Menlu menjelaskan bahwa pemerintah Indonesia telah menyampaikan batasan nasional atau national caveats dalam pelaksanaan mandat tersebut. Salah satu batasan yang diberikan adalah bahwa pasukan Indonesia tidak akan terlibat dalam operasi tempur ofensif. Mereka hanya diperkenankan melakukan tindakan defensif jika menghadapi ancaman langsung.
“National caveats kita juga sudah kita sampaikan ke ISF, bahwa kita tidak melakukan operasi militer. Kemudian kita tidak melakukan pelucutan senjata. Kita tidak melakukan apa yang disebut demiliterisasi. Yang kita lakukan adalah menjaga masyarakat sipil kedua belah pihak,” ujar Sugiono.
Pengiriman pasukan tersebut merupakan bagian dari kontribusi Indonesia dalam menjaga stabilitas kawasan dan mendukung upaya kemanusiaan internasional. Menlu menekankan bahwa keterlibatan Indonesia dalam misi tersebut tidak berkaitan dengan hubungan diplomatik dengan pihak tertentu, melainkan merupakan mandat internasional untuk menjaga perdamaian dan melindungi masyarakat sipil.
“Ini adalah pasukan yang ditugaskan untuk yang mendapatkan mandat untuk menjaga perdamaian, terdiri dari berbagai unsur yang tugasnya intinya adalah menjaga situasi,” jelas dia.
Penempatan Pasukan dan Pembagian Wilayah Operasi
Nantinya, pasukan akan ditempatkan di beberapa sektor yang telah ditentukan sesuai dengan rencana komprehensif Dewan Perdamaian (Board of Peace) yang telah dipaparkan. Pengerahan pasukan ini juga akan mengikuti pembagian wilayah operasi yang diproyeksikan terdiri atas sejumlah sektor dengan total kekuatan gabungan sekitar 20.000 personel dari berbagai negara.
Penunjukan Indonesia sebagai Deputy Commander Operasi dalam ISF merupakan bentuk penghargaan terhadap rekam jejak profesional prajurit Indonesia dalam berbagai misi penjaga perdamaian dunia.

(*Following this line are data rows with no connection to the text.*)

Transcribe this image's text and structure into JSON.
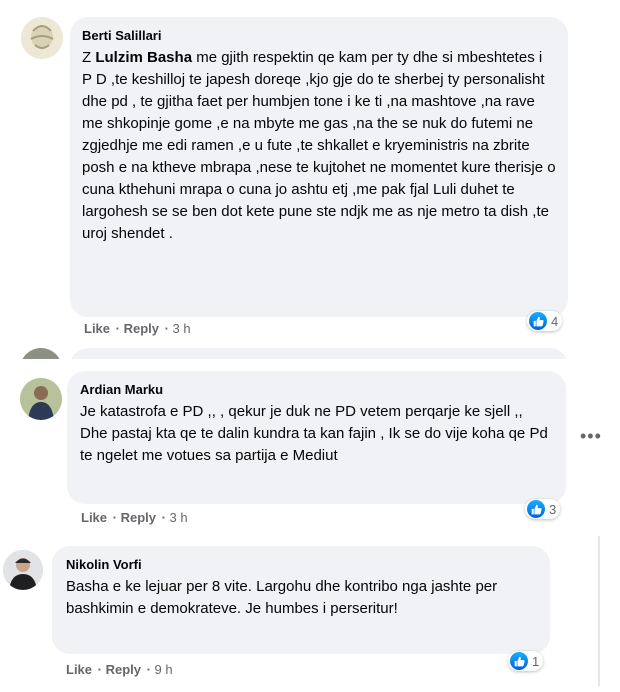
{
  "comments": [
    {
      "author": "Berti Salillari",
      "text_prefix": "Z ",
      "mention": "Lulzim Basha",
      "text": " me gjith respektin qe kam per ty dhe si mbeshtetes i P D ,te keshilloj te japesh doreqe ,kjo gje do te sherbej ty personalisht dhe pd , te gjitha faet per humbjen tone i ke ti ,na mashtove ,na rave me shkopinje gome ,e na mbyte me gas ,na the se nuk do futemi ne zgjedhje me edi ramen ,e u fute ,te shkallet e kryeministris na zbrite posh e na ktheve mbrapa ,nese te kujtohet ne momentet kure therisje o cuna kthehuni mrapa o cuna jo ashtu etj ,me pak fjal Luli duhet te largohesh se se ben dot kete pune ste ndjk me as nje metro ta dish ,te uroj shendet .",
      "like": "Like",
      "reply": "Reply",
      "time": "3 h",
      "reactions": "4"
    },
    {
      "author": "Ardian Marku",
      "text": "Je katastrofa e PD ,, , qekur je duk ne PD vetem perqarje ke sjell ,, Dhe pastaj kta qe te dalin kundra ta kan fajin , Ik se do vije koha qe Pd te ngelet me votues sa partija e Mediut",
      "like": "Like",
      "reply": "Reply",
      "time": "3 h",
      "reactions": "3"
    },
    {
      "author": "Nikolin Vorfi",
      "text": "Basha e ke lejuar per 8 vite. Largohu dhe kontribo nga jashte per bashkimin e demokrateve. Je humbes i perseritur!",
      "like": "Like",
      "reply": "Reply",
      "time": "9 h",
      "reactions": "1"
    }
  ],
  "icons": {
    "reaction": "like-icon",
    "more": "more-options-icon"
  },
  "colors": {
    "bubble": "#f0f2f5",
    "like_blue": "#1877f2",
    "meta": "#65676b"
  }
}
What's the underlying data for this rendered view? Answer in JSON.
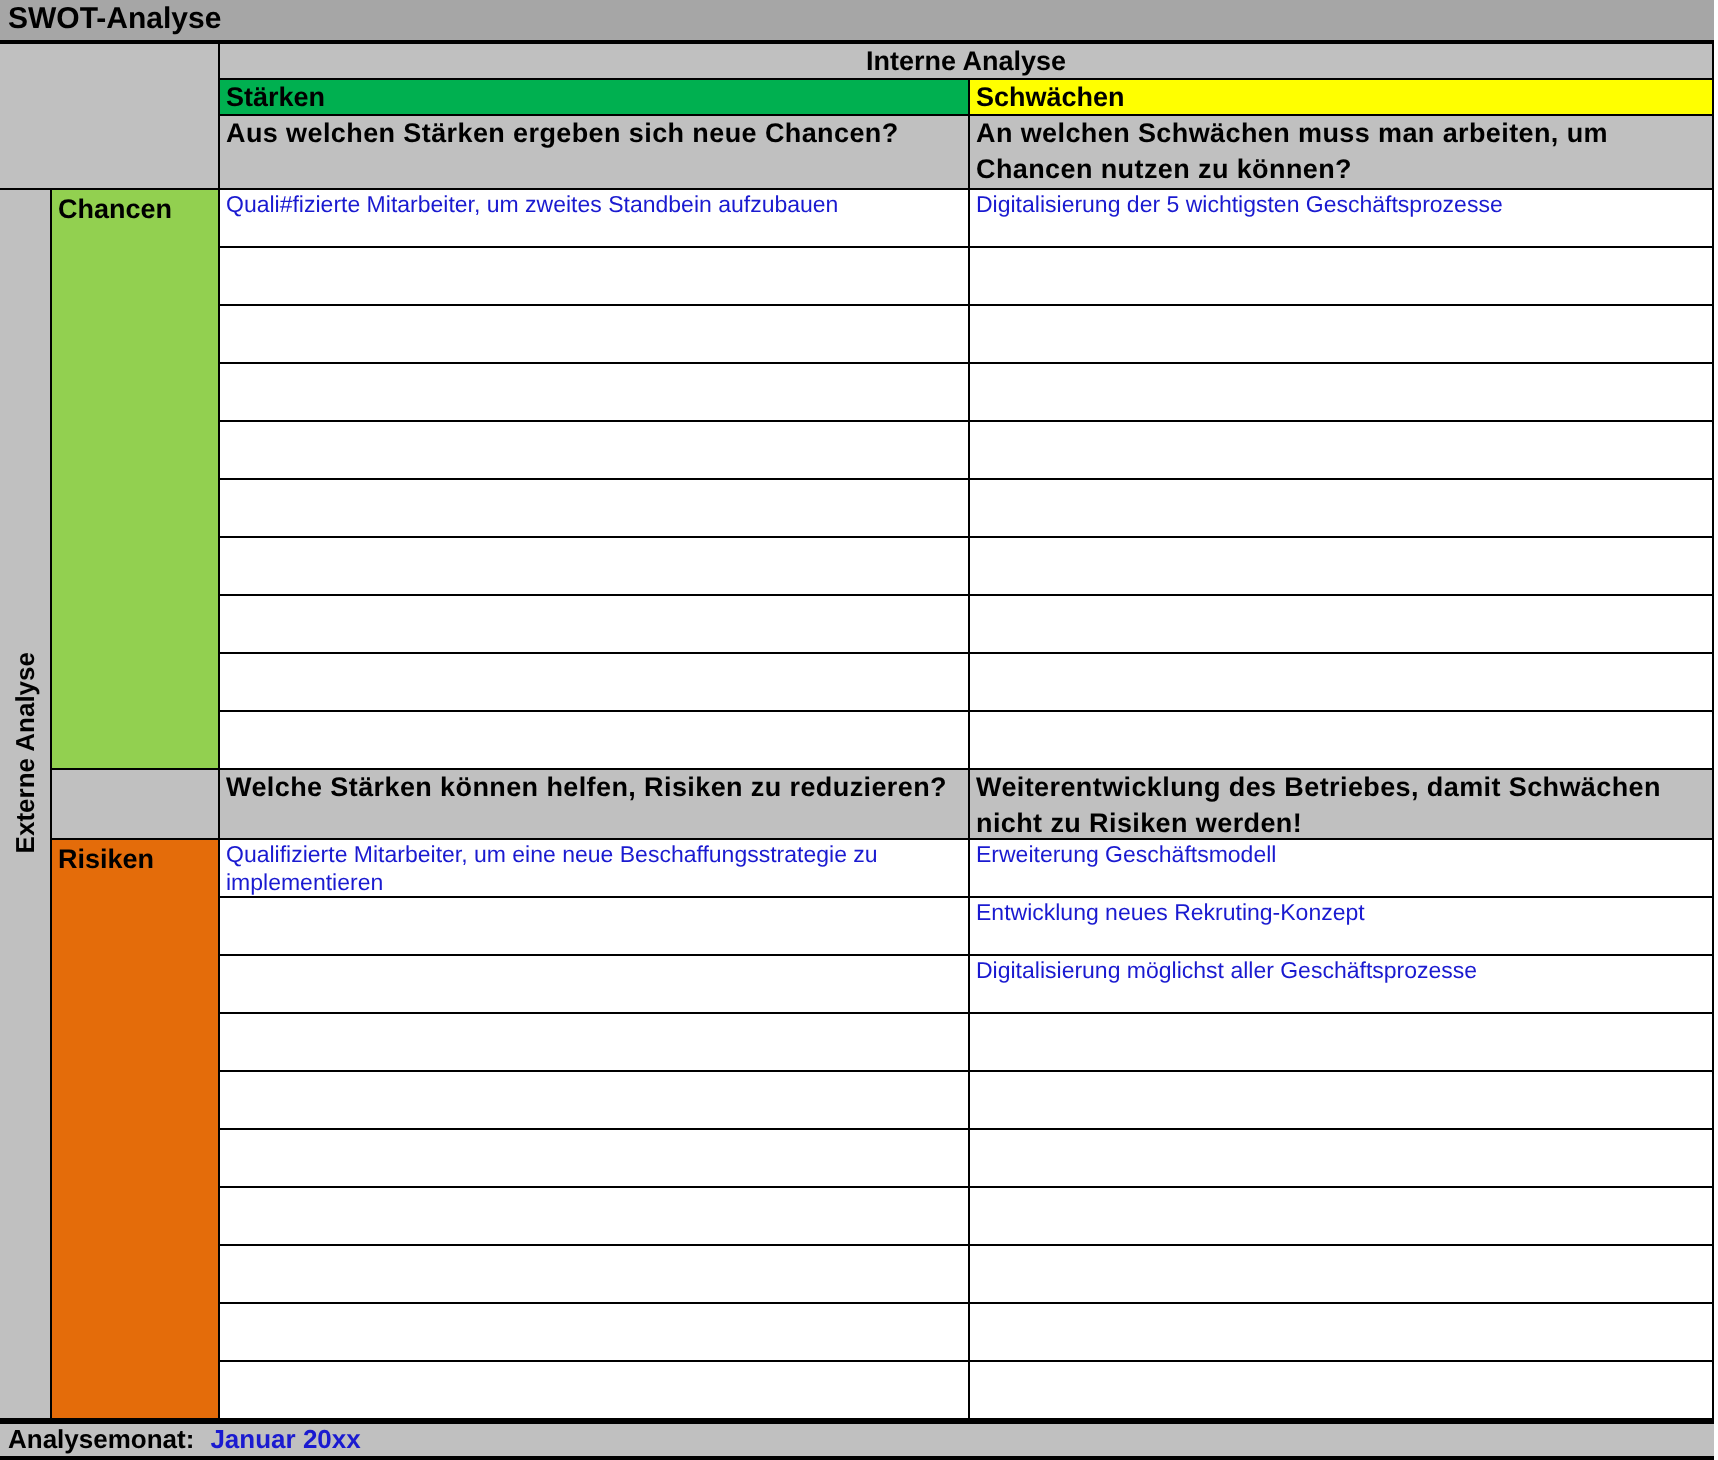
{
  "title": "SWOT-Analyse",
  "internal_header": "Interne Analyse",
  "external_header": "Externe Analyse",
  "columns": [
    {
      "label": "Stärken",
      "color": "#00b050"
    },
    {
      "label": "Schwächen",
      "color": "#ffff00"
    }
  ],
  "sections": [
    {
      "label": "Chancen",
      "color": "#92d050",
      "questions": [
        "Aus welchen Stärken ergeben sich neue Chancen?",
        "An welchen Schwächen muss man arbeiten, um Chancen nutzen zu können?"
      ],
      "entries": [
        [
          "Quali#fizierte Mitarbeiter, um zweites Standbein aufzubauen"
        ],
        [
          "Digitalisierung der 5 wichtigsten Geschäftsprozesse"
        ]
      ]
    },
    {
      "label": "Risiken",
      "color": "#e46c0a",
      "questions": [
        "Welche Stärken können helfen, Risiken zu reduzieren?",
        "Weiterentwicklung des Betriebes, damit Schwächen nicht zu Risiken werden!"
      ],
      "entries": [
        [
          "Qualifizierte Mitarbeiter, um eine neue Beschaffungsstrategie zu implementieren"
        ],
        [
          "Erweiterung Geschäftsmodell",
          "Entwicklung neues Rekruting-Konzept",
          "Digitalisierung möglichst aller Geschäftsprozesse"
        ]
      ]
    }
  ],
  "footer": {
    "label": "Analysemonat:",
    "value": "Januar 20xx"
  }
}
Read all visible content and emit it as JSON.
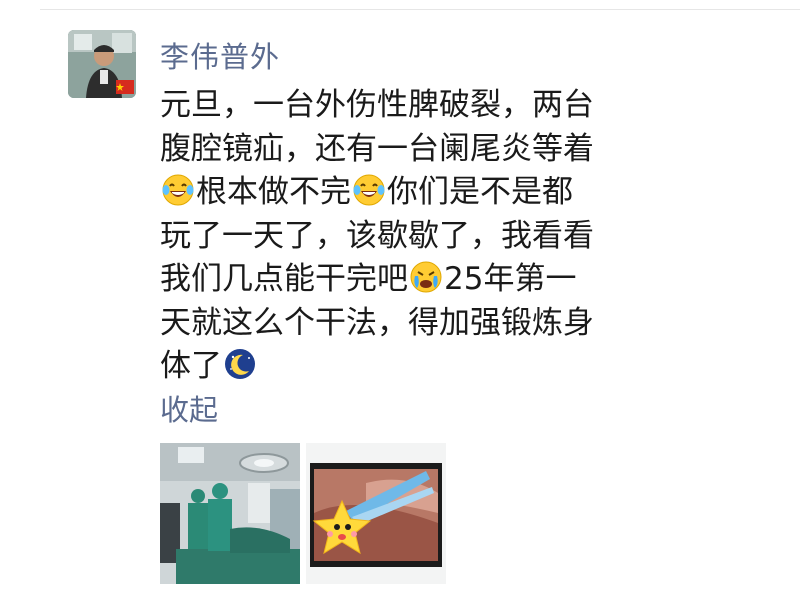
{
  "post": {
    "author": "李伟普外",
    "segments": [
      {
        "type": "text",
        "value": "元旦，一台外伤性脾破裂，两台腹腔镜疝，还有一台阑尾炎等着"
      },
      {
        "type": "emoji",
        "icon": "tears-of-joy-emoji"
      },
      {
        "type": "text",
        "value": "根本做不完"
      },
      {
        "type": "emoji",
        "icon": "tears-of-joy-emoji"
      },
      {
        "type": "text",
        "value": "你们是不是都玩了一天了，该歇歇了，我看看我们几点能干完吧"
      },
      {
        "type": "emoji",
        "icon": "crying-face-emoji"
      },
      {
        "type": "text",
        "value": "25年第一天就这么个干法，得加强锻炼身体了"
      },
      {
        "type": "emoji",
        "icon": "moon-night-emoji"
      }
    ],
    "collapse_label": "收起"
  },
  "images": [
    {
      "icon": "operating-room-photo"
    },
    {
      "icon": "surgical-monitor-photo"
    }
  ],
  "colors": {
    "name_link": "#5b6b8f",
    "text": "#1a1a1a",
    "background": "#ffffff"
  }
}
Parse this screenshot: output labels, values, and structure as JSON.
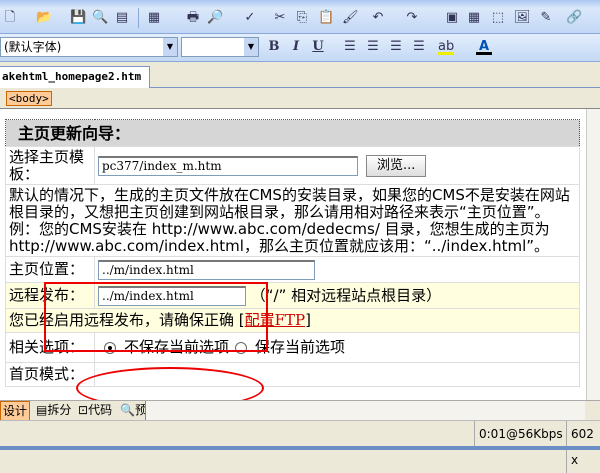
{
  "toolbar": {
    "font_name": "(默认字体)",
    "font_size": "",
    "bold": "B",
    "italic": "I",
    "underline": "U"
  },
  "document_tab": "akehtml_homepage2.htm",
  "tag_selector": "<body>",
  "form": {
    "title": "主页更新向导：",
    "template_label": "选择主页模板：",
    "template_value": "pc377/index_m.htm",
    "browse_button": "浏览...",
    "description": "默认的情况下，生成的主页文件放在CMS的安装目录，如果您的CMS不是安装在网站根目录的，又想把主页创建到网站根目录，那么请用相对路径来表示“主页位置”。",
    "example_line1": "例：您的CMS安装在 http://www.abc.com/dedecms/ 目录，您想生成的主页为 http://www.abc.com/index.html，那么主页位置就应该用：“../index.html”。",
    "location_label": "主页位置：",
    "location_value": "../m/index.html",
    "remote_label": "远程发布：",
    "remote_value": "../m/index.html",
    "remote_hint": "（“/” 相对远程站点根目录）",
    "ftp_notice": "您已经启用远程发布，请确保正确 [",
    "ftp_link": "配置FTP",
    "ftp_close": "]",
    "options_label": "相关选项：",
    "option_no_save": "不保存当前选项",
    "option_save": "保存当前选项",
    "partial_row": "首页模式："
  },
  "view_tabs": [
    "设计",
    "拆分",
    "代码",
    "预览"
  ],
  "status": {
    "download": "0:01@56Kbps",
    "size": "602 x"
  }
}
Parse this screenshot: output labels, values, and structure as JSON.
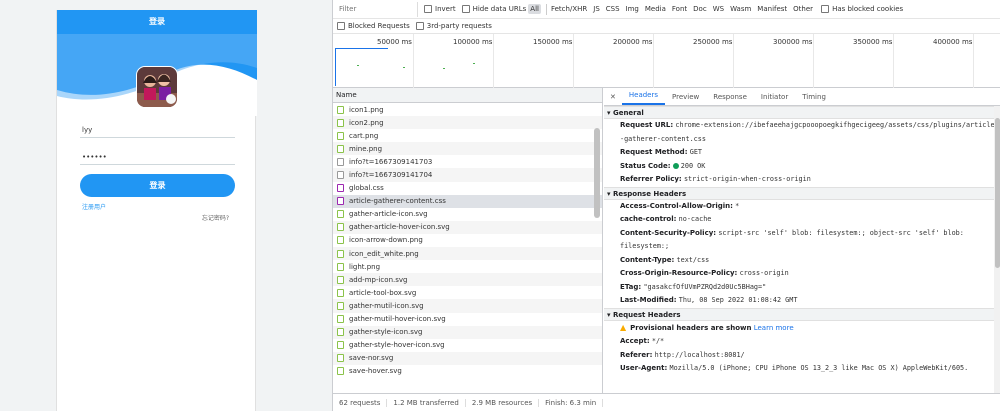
{
  "app": {
    "header_title": "登录",
    "username_value": "lyy",
    "password_value": "••••••",
    "login_button": "登录",
    "register_link": "注册用户",
    "forgot_link": "忘记密码?"
  },
  "devtools": {
    "filter_placeholder": "Filter",
    "toolbar1": {
      "invert": "Invert",
      "hide_data_urls": "Hide data URLs",
      "types": [
        "All",
        "Fetch/XHR",
        "JS",
        "CSS",
        "Img",
        "Media",
        "Font",
        "Doc",
        "WS",
        "Wasm",
        "Manifest",
        "Other"
      ],
      "has_blocked_cookies": "Has blocked cookies"
    },
    "toolbar2": {
      "blocked_requests": "Blocked Requests",
      "third_party": "3rd-party requests"
    },
    "timeline_ticks": [
      "50000 ms",
      "100000 ms",
      "150000 ms",
      "200000 ms",
      "250000 ms",
      "300000 ms",
      "350000 ms",
      "400000 ms"
    ],
    "list_header": "Name",
    "requests": [
      {
        "name": "icon1.png",
        "type": "img"
      },
      {
        "name": "icon2.png",
        "type": "img"
      },
      {
        "name": "cart.png",
        "type": "img"
      },
      {
        "name": "mine.png",
        "type": "img"
      },
      {
        "name": "info?t=1667309141703",
        "type": "doc"
      },
      {
        "name": "info?t=1667309141704",
        "type": "doc"
      },
      {
        "name": "global.css",
        "type": "css"
      },
      {
        "name": "article-gatherer-content.css",
        "type": "css"
      },
      {
        "name": "gather-article-icon.svg",
        "type": "img"
      },
      {
        "name": "gather-article-hover-icon.svg",
        "type": "img"
      },
      {
        "name": "icon-arrow-down.png",
        "type": "img"
      },
      {
        "name": "icon_edit_white.png",
        "type": "img"
      },
      {
        "name": "light.png",
        "type": "img"
      },
      {
        "name": "add-mp-icon.svg",
        "type": "img"
      },
      {
        "name": "article-tool-box.svg",
        "type": "img"
      },
      {
        "name": "gather-mutil-icon.svg",
        "type": "img"
      },
      {
        "name": "gather-mutil-hover-icon.svg",
        "type": "img"
      },
      {
        "name": "gather-style-icon.svg",
        "type": "img"
      },
      {
        "name": "gather-style-hover-icon.svg",
        "type": "img"
      },
      {
        "name": "save-nor.svg",
        "type": "img"
      },
      {
        "name": "save-hover.svg",
        "type": "img"
      }
    ],
    "status": {
      "requests": "62 requests",
      "transferred": "1.2 MB transferred",
      "resources": "2.9 MB resources",
      "finish": "Finish: 6.3 min"
    },
    "detail_tabs": [
      "Headers",
      "Preview",
      "Response",
      "Initiator",
      "Timing"
    ],
    "general": {
      "title": "General",
      "rows": [
        {
          "k": "Request URL:",
          "v": "chrome-extension://ibefaeehajgcpooopoegkifhgecigeeg/assets/css/plugins/article-gatherer-content.css"
        },
        {
          "k": "Request Method:",
          "v": "GET"
        },
        {
          "k": "Status Code:",
          "v": "200 OK"
        },
        {
          "k": "Referrer Policy:",
          "v": "strict-origin-when-cross-origin"
        }
      ]
    },
    "response_headers": {
      "title": "Response Headers",
      "rows": [
        {
          "k": "Access-Control-Allow-Origin:",
          "v": "*"
        },
        {
          "k": "cache-control:",
          "v": "no-cache"
        },
        {
          "k": "Content-Security-Policy:",
          "v": "script-src 'self' blob: filesystem:; object-src 'self' blob: filesystem:;"
        },
        {
          "k": "Content-Type:",
          "v": "text/css"
        },
        {
          "k": "Cross-Origin-Resource-Policy:",
          "v": "cross-origin"
        },
        {
          "k": "ETag:",
          "v": "\"gasakcfOfUVmPZRQd2d0Uc5BHag=\""
        },
        {
          "k": "Last-Modified:",
          "v": "Thu, 08 Sep 2022 01:08:42 GMT"
        }
      ]
    },
    "request_headers": {
      "title": "Request Headers",
      "provisional": "Provisional headers are shown",
      "learn_more": "Learn more",
      "rows": [
        {
          "k": "Accept:",
          "v": "*/*"
        },
        {
          "k": "Referer:",
          "v": "http://localhost:8081/"
        },
        {
          "k": "User-Agent:",
          "v": "Mozilla/5.0 (iPhone; CPU iPhone OS 13_2_3 like Mac OS X) AppleWebKit/605."
        }
      ]
    }
  }
}
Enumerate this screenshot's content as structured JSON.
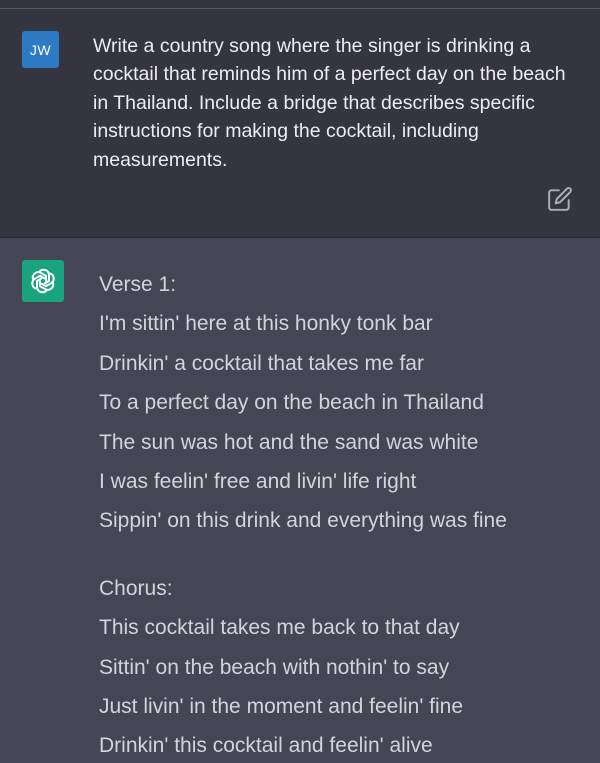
{
  "user_message": {
    "avatar_initials": "JW",
    "text": "Write a country song where the singer is drinking a cocktail that reminds him of a perfect day on the beach in Thailand. Include a bridge that describes specific instructions for making the cocktail, including measurements.",
    "edit_icon": "edit-icon"
  },
  "assistant_message": {
    "avatar_icon": "openai-logo-icon",
    "verse1": {
      "heading": "Verse 1:",
      "lines": [
        "I'm sittin' here at this honky tonk bar",
        "Drinkin' a cocktail that takes me far",
        "To a perfect day on the beach in Thailand",
        "The sun was hot and the sand was white",
        "I was feelin' free and livin' life right",
        "Sippin' on this drink and everything was fine"
      ]
    },
    "chorus": {
      "heading": "Chorus:",
      "lines": [
        "This cocktail takes me back to that day",
        "Sittin' on the beach with nothin' to say",
        "Just livin' in the moment and feelin' fine",
        "Drinkin' this cocktail and feelin' alive"
      ]
    }
  },
  "colors": {
    "user_bg": "#343541",
    "assistant_bg": "#444654",
    "user_avatar": "#2d7bc4",
    "bot_avatar": "#19a37f",
    "text": "#d1d5db"
  }
}
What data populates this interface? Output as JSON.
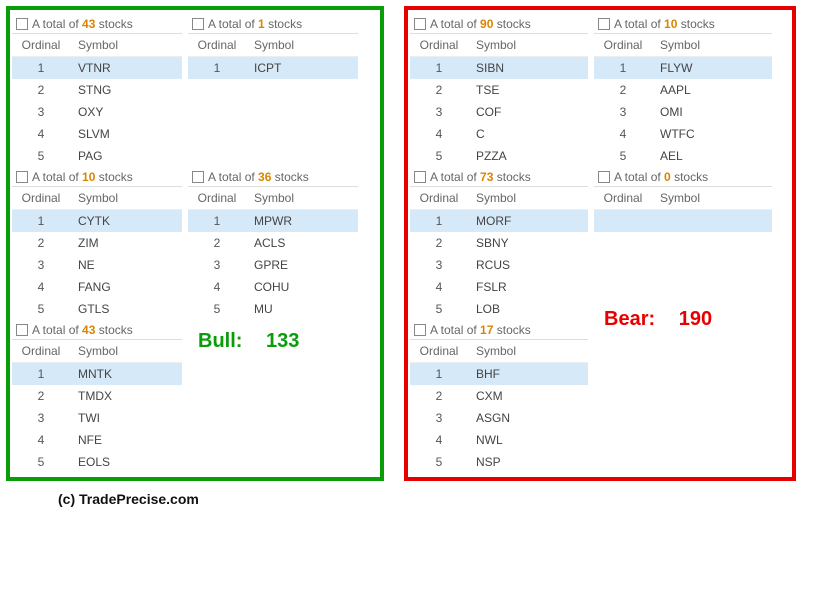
{
  "literals": {
    "head_prefix": "A total of ",
    "head_suffix": " stocks",
    "col_ordinal": "Ordinal",
    "col_symbol": "Symbol",
    "bull_label": "Bull:",
    "bear_label": "Bear:"
  },
  "bull": {
    "total": 133,
    "col1": [
      {
        "count": 43,
        "rows": [
          "VTNR",
          "STNG",
          "OXY",
          "SLVM",
          "PAG"
        ]
      },
      {
        "count": 10,
        "rows": [
          "CYTK",
          "ZIM",
          "NE",
          "FANG",
          "GTLS"
        ]
      },
      {
        "count": 43,
        "rows": [
          "MNTK",
          "TMDX",
          "TWI",
          "NFE",
          "EOLS"
        ]
      }
    ],
    "col2": [
      {
        "count": 1,
        "rows": [
          "ICPT"
        ],
        "pad": 4
      },
      {
        "count": 36,
        "rows": [
          "MPWR",
          "ACLS",
          "GPRE",
          "COHU",
          "MU"
        ]
      }
    ]
  },
  "bear": {
    "total": 190,
    "col1": [
      {
        "count": 90,
        "rows": [
          "SIBN",
          "TSE",
          "COF",
          "C",
          "PZZA"
        ]
      },
      {
        "count": 73,
        "rows": [
          "MORF",
          "SBNY",
          "RCUS",
          "FSLR",
          "LOB"
        ]
      },
      {
        "count": 17,
        "rows": [
          "BHF",
          "CXM",
          "ASGN",
          "NWL",
          "NSP"
        ]
      }
    ],
    "col2": [
      {
        "count": 10,
        "rows": [
          "FLYW",
          "AAPL",
          "OMI",
          "WTFC",
          "AEL"
        ]
      },
      {
        "count": 0,
        "rows": [],
        "pad": 4
      }
    ]
  },
  "footer": "(c) TradePrecise.com"
}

Sugiono menyebut bahwa posisi ini juga akan memfasilitasi tujuan dan niatan Indonesia dalam mengirimkan pasukan ke ISF.
“Deputy commander operasi juga merupakan sesuatu yang penghormatan dan penghargaan terhadap track record Indonesia, kemudian reputasi prajurit-prajurit Indonesia di berbagai medan menjaga perdamaian dan saya kira kedudukan ini juga akan bisa memfasilitasi apa yang menjadi tujuan dan niatan kita mengirimkan pasukan ke ISF,” tambahnya.
Kontribusi Indonesia dalam Misi Internasional
Dengan partisipasi dalam ISF, Indonesia menunjukkan komitmennya dalam menjaga perdamaian global. Selain itu, langkah ini juga menegaskan bahwa pasukan Indonesia akan tetap menjalankan tugasnya dengan prinsip keamanan dan kemanusiaan. Tidak ada intervensi militer yang dilakukan, sehingga fokus utamanya tetap pada perlindungan masyarakat sipil dan menjaga stabilitas wilayah.
Indonesia terus memperkuat perannya dalam misi-misi internasional, baik dalam penjagaan perdamaian maupun bantuan kemanusiaan. Dengan pengalaman yang dimiliki, prajurit Indonesia diharapkan dapat memberikan kontribusi nyata dalam menjaga perdamaian dunia.